To survive sepsis, you need great medical care, in a hospital staffed with clinicians who know how to get you the right treatments at the right time. But in recent years, health care regulators became concerned that hospitals weren’t giving patients the right care at the right time. So in 2015, Medicare began tracking and promoting the quality of sepsis care in the United States. He created a reimbursement program called (get ready for a catchy name) the “SEP-1 bundle.” The program tracks whether hospitals do a timely job, after a diagnosis of sepsis has been made, to:
- Taking blood cultures
- Measuring blood lactate, a chemical that reflects whether body tissues are getting enough oxygen
- Administration of broad-spectrum antibiotics
- Giving IV fluids to raise blood pressure
And if those things don’t improve quickly, the program also looks at whether doctors:
- Review lactate levels
- And switch to more powerful blood pressure boosters, called “vasopressors”
One final aspect worth noting about SEP-1: If a hospital fails to do just one of the things mentioned above, it is rated as providing deficient care for that patient.
This is micromanaging those Medicare friends. Don’t you think? But all that micromanagement came with good intentions and was based on strong evidence that everything Medicare tracked was important to patient outcomes.
But does the program work? Early results are coming in and it appears that hospitals paid attention to the new reimbursement rules. Since the rules were introduced, we have seen:
- A 50% increase in lactate measurement
- A 30% increase in the use of IV fluids
- A 10% increase in the prescription of a broad-spectrum antibiotic
There’s just one problem: If you were to draw a graph of death rates before and after the SEP-1 program, it would look flatter than a Nebraska highway.
In an editorial explaining these disappointing results, Michael Klompas and Chanu Rhee of Harvard Medical School speculate why this well-intentioned reimbursement reform led to unintended consequences.
Initially, it prompts doctors to prescribe antibacterial drugs, even when doctors suspect, or even know, that the cause of a patient’s sepsis is not bacterial. Remember, a worldwide viral pandemic broke out shortly after this program began. In a COVID patient, antibacterial medications often do more harm than good, bringing all the side effects of any powerful antibiotic but little, if any, benefit.

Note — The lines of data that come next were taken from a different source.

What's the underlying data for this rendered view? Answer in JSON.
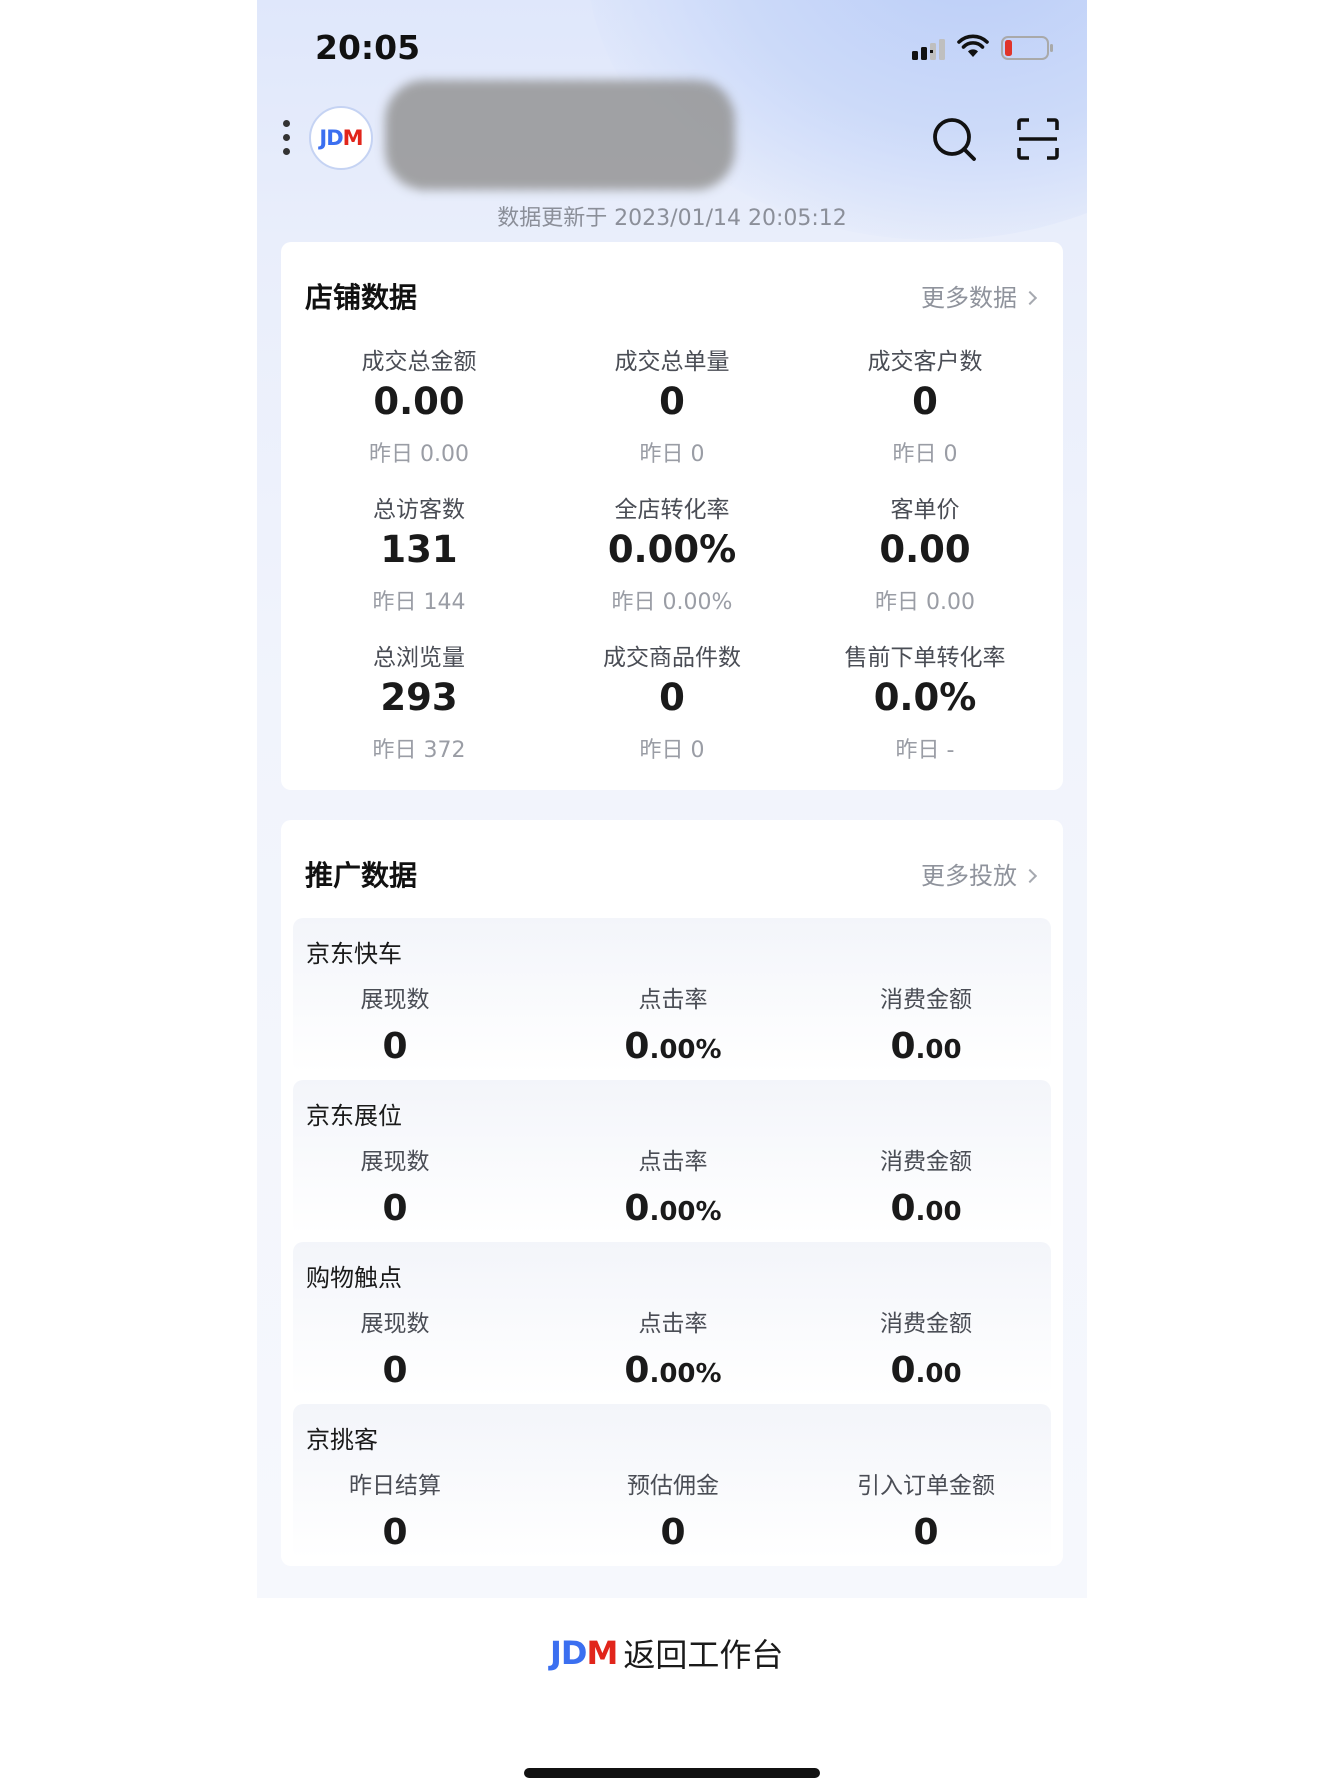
{
  "status_bar": {
    "time": "20:05"
  },
  "header": {
    "logo_text_jd": "JD",
    "logo_text_m": "M",
    "update_time": "数据更新于 2023/01/14 20:05:12"
  },
  "store_card": {
    "title": "店铺数据",
    "more": "更多数据",
    "metrics": [
      {
        "label": "成交总金额",
        "value": "0.00",
        "prev": "昨日 0.00"
      },
      {
        "label": "成交总单量",
        "value": "0",
        "prev": "昨日 0"
      },
      {
        "label": "成交客户数",
        "value": "0",
        "prev": "昨日 0"
      },
      {
        "label": "总访客数",
        "value": "131",
        "prev": "昨日 144"
      },
      {
        "label": "全店转化率",
        "value": "0.00%",
        "prev": "昨日 0.00%"
      },
      {
        "label": "客单价",
        "value": "0.00",
        "prev": "昨日 0.00"
      },
      {
        "label": "总浏览量",
        "value": "293",
        "prev": "昨日 372"
      },
      {
        "label": "成交商品件数",
        "value": "0",
        "prev": "昨日 0"
      },
      {
        "label": "售前下单转化率",
        "value": "0.0%",
        "prev": "昨日 -"
      }
    ]
  },
  "promo_card": {
    "title": "推广数据",
    "more": "更多投放",
    "sections": [
      {
        "title": "京东快车",
        "metrics": [
          {
            "label": "展现数",
            "value_main": "0",
            "value_sub": ""
          },
          {
            "label": "点击率",
            "value_main": "0",
            "value_sub": ".00%"
          },
          {
            "label": "消费金额",
            "value_main": "0",
            "value_sub": ".00"
          }
        ]
      },
      {
        "title": "京东展位",
        "metrics": [
          {
            "label": "展现数",
            "value_main": "0",
            "value_sub": ""
          },
          {
            "label": "点击率",
            "value_main": "0",
            "value_sub": ".00%"
          },
          {
            "label": "消费金额",
            "value_main": "0",
            "value_sub": ".00"
          }
        ]
      },
      {
        "title": "购物触点",
        "metrics": [
          {
            "label": "展现数",
            "value_main": "0",
            "value_sub": ""
          },
          {
            "label": "点击率",
            "value_main": "0",
            "value_sub": ".00%"
          },
          {
            "label": "消费金额",
            "value_main": "0",
            "value_sub": ".00"
          }
        ]
      },
      {
        "title": "京挑客",
        "metrics": [
          {
            "label": "昨日结算",
            "value_main": "0",
            "value_sub": ""
          },
          {
            "label": "预估佣金",
            "value_main": "0",
            "value_sub": ""
          },
          {
            "label": "引入订单金额",
            "value_main": "0",
            "value_sub": ""
          }
        ]
      }
    ]
  },
  "bottom_bar": {
    "logo_text_jd": "JD",
    "logo_text_m": "M",
    "back_label": "返回工作台"
  },
  "icons": {
    "menu": "more-vertical-icon",
    "search": "search-icon",
    "scan": "scan-icon",
    "chevron": "chevron-right-icon"
  },
  "colors": {
    "brand_blue": "#3b6ff0",
    "brand_red": "#e1251b",
    "battery_low": "#e0342b"
  }
}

Additionally, the program expects aggressive use of IV fluids to help raise blood pressure. But such aggressiveness can harm patients who have conditions such as congestive heart failure, where fluid overload can worsen their signs and symptoms.
I don’t know the best way for programs like Medicare to improve outcomes for patients with serious conditions like sepsis. Adjusting reimbursement to promote “guideline-compliant care” seemed like a good idea. But such changes risk fostering biased care that undermines patient outcomes. In addition, it creates more red tape, more administrative costs for hospitals and more paperwork/computer entry tasks for doctors.
In designing the package, CMS did what any good quality improvement effort should do: structured the incentives based on the best available clinical evidence, combined with input from expert clinicians. However, as the data show, even these efforts were not enough to prevent the incentives from reversing.
Bottom line: Even well-designed quality improvements can fail. We must evaluate these programs and be willing to revise them, or abandon them when they make things worse.